Nobody is sure how the tradition started, but symbols of our social irresponsibility abound: Lyndon Johnson bouncing with foreign diplomats through the pastures of his ranch, beer in hand; Paul Newman in Hud, ordering a fresh brew from Patricia Neal’s grocery sack while the Cadillac billows dust. Though Texas is now the third-most-populous state, we cling to our rural past, when it was hard to make the time pass on long stretches of lonesome road. We’re not too inclined to break old habits. However destructive in potential—25,000 alcohol-related highway deaths occur in this country every year—the freedom to imbibe behind the wheel represents a level of personal liberty that is denied residents of more thoroughly urbanized parts of the country. We tenaciously defend our right to drink and drive, at least up to a point: one tenth of one per cent alcohol in the bloodstream.

Other populous states have concluded that individual judgment is not to be trusted and prohibit drivers from drinking or ban open containers altogether. Residents of California, New York, and Illinois shudder at the thought of being pulled over with an open beer in the car; they may be fined up to $500. Texas, with no statutes against open containers, remains one of the few states where drinking while driving is perfectly legal. In 1983 Mothers Against Drunk Driving (MADD) tried to push a package of stiff drunk-driving penalties, including a $200 fine for open containers, through the Texas legislature. The beer lobby argued that Texans weren’t about to change their ways because of a law. If the situation required it, the offenders would just throw the bottles and cans into the nearest ditch, adding to the litter problem. The legislators passed most of the measures MADD wanted, but the open-container proposal went nowhere.

The most telling contemporary symbol of our recalcitrance is the convenience store that sells gasoline and beer. Six-packs and singles chill down right next to the soda pop, and you can buy those insulated sleeves to keep your beer cold almost anywhere.
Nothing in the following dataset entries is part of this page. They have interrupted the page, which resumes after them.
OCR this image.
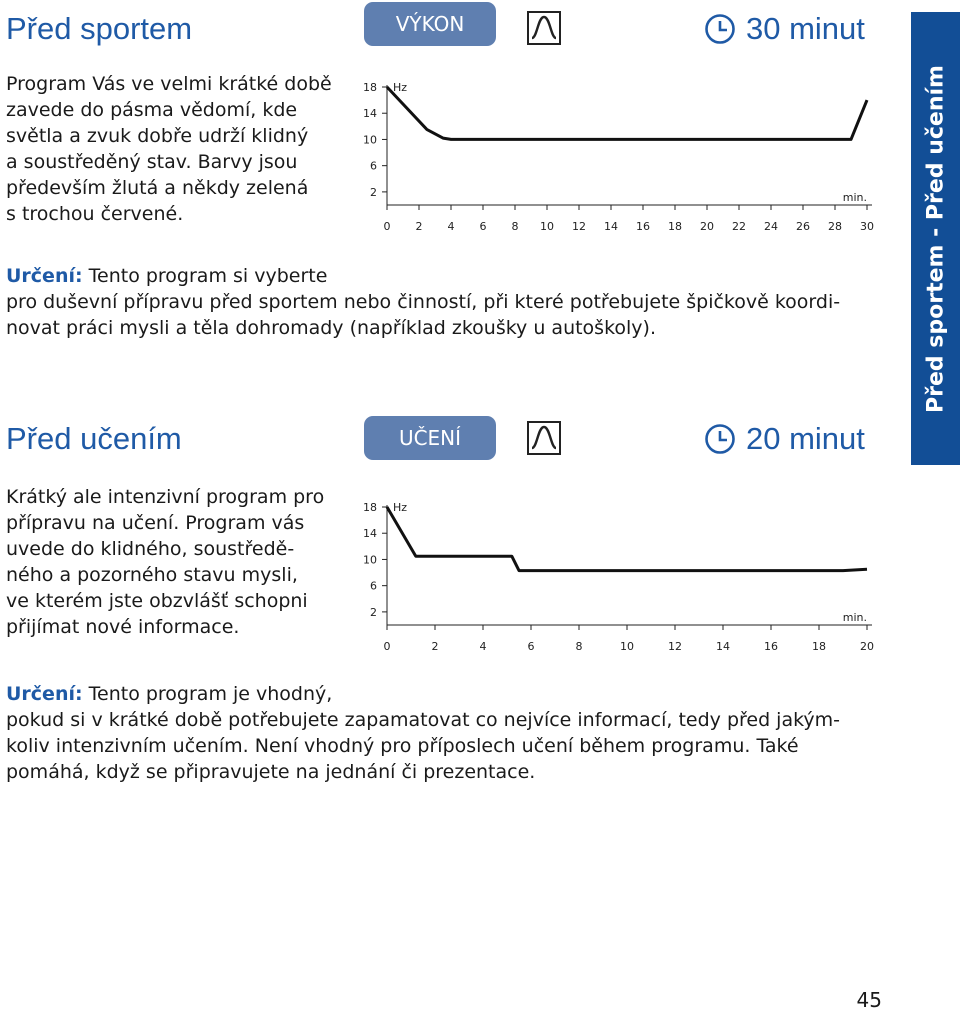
Před sportem	VÝKON	30 minut
Program Vás ve velmi krátké době
zavede do pásma vědomí, kde
světla a zvuk dobře udrží klidný
a soustředěný stav. Barvy jsou
především žlutá a někdy zelená
s trochou červené.
18
14
10
6
2
0 2 4 6 8 10 12 14 16 18 20 22 24 26 28 30
Hz
min.
Určení: Tento program si vyberte
pro duševní přípravu před sportem nebo činností, při které potřebujete špičkově koordi-
novat práci mysli a těla dohromady (například zkoušky u autoškoly).
Před učením	UČENÍ	20 minut
Krátký ale intenzivní program pro
přípravu na učení. Program vás
uvede do klidného, soustředě-
ného a pozorného stavu mysli,
ve kterém jste obzvlášť schopni
přijímat nové informace.
18
14
10
6
2
0	2	4	6	8	10	12	14	16	18	20
Hz
min.
Určení: Tento program je vhodný,
pokud si v krátké době potřebujete zapamatovat co nejvíce informací, tedy před jakým-
koliv intenzivním učením. Není vhodný pro příposlech učení během programu. Také
pomáhá, když se připravujete na jednání či prezentace.
Před sportem - Před učením
45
The production of attendant paraphernalia has become big business; even Skoal, the snuff company, has distributed them. (The implied mingling of juices is too brackish to contemplate.) Last spring a politically inspired variation began to show up in stores around Dallas–Fort Worth. In anticipation of an open-container bill that would force Texans to resort to subterfuge if they wanted to drink and drive, some good ol’ boys manufactured a sheet of Mylar that clamped tight around a beer can, making it look like a soft drink. They figured there would never be a law against turning soda pop bottoms up in a highway patrolman’s view. Those good ol’ boys were looking to get rich.
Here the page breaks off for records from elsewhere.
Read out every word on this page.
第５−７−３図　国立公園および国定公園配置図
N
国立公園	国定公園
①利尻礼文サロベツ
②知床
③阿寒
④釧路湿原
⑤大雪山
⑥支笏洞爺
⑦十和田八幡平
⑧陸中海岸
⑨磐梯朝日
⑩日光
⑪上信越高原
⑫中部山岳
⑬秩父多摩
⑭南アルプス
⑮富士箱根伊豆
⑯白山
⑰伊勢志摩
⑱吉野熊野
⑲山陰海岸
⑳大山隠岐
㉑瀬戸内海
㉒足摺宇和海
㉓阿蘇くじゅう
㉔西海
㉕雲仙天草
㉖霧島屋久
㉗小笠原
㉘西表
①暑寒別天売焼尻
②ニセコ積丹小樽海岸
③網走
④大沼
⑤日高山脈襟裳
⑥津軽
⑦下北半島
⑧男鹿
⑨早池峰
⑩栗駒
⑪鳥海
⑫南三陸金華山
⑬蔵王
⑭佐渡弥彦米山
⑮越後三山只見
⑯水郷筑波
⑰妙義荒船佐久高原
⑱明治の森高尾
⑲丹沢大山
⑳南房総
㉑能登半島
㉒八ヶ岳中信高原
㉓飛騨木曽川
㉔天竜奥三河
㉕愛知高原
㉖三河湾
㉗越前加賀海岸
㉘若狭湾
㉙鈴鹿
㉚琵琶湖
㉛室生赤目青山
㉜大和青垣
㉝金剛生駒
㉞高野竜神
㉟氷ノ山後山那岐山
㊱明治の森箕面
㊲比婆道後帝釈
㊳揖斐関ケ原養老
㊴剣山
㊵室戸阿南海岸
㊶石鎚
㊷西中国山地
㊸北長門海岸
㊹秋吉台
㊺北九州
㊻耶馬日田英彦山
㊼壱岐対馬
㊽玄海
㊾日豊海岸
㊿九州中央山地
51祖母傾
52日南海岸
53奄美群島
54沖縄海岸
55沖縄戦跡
I used to frequent a package store, a mom-and-pop affair, on a rural highway southeast of Austin. The old man and I would chat about the weather, his recent operation, the expanding waistline of his Siamese cat. Please believe me, I never broke the seals of my bourbon and gin until I was safe at home. But he always asked me, “Can I give you a cup of ice?” He was just being neighborly, hoping to see me happily on down the road.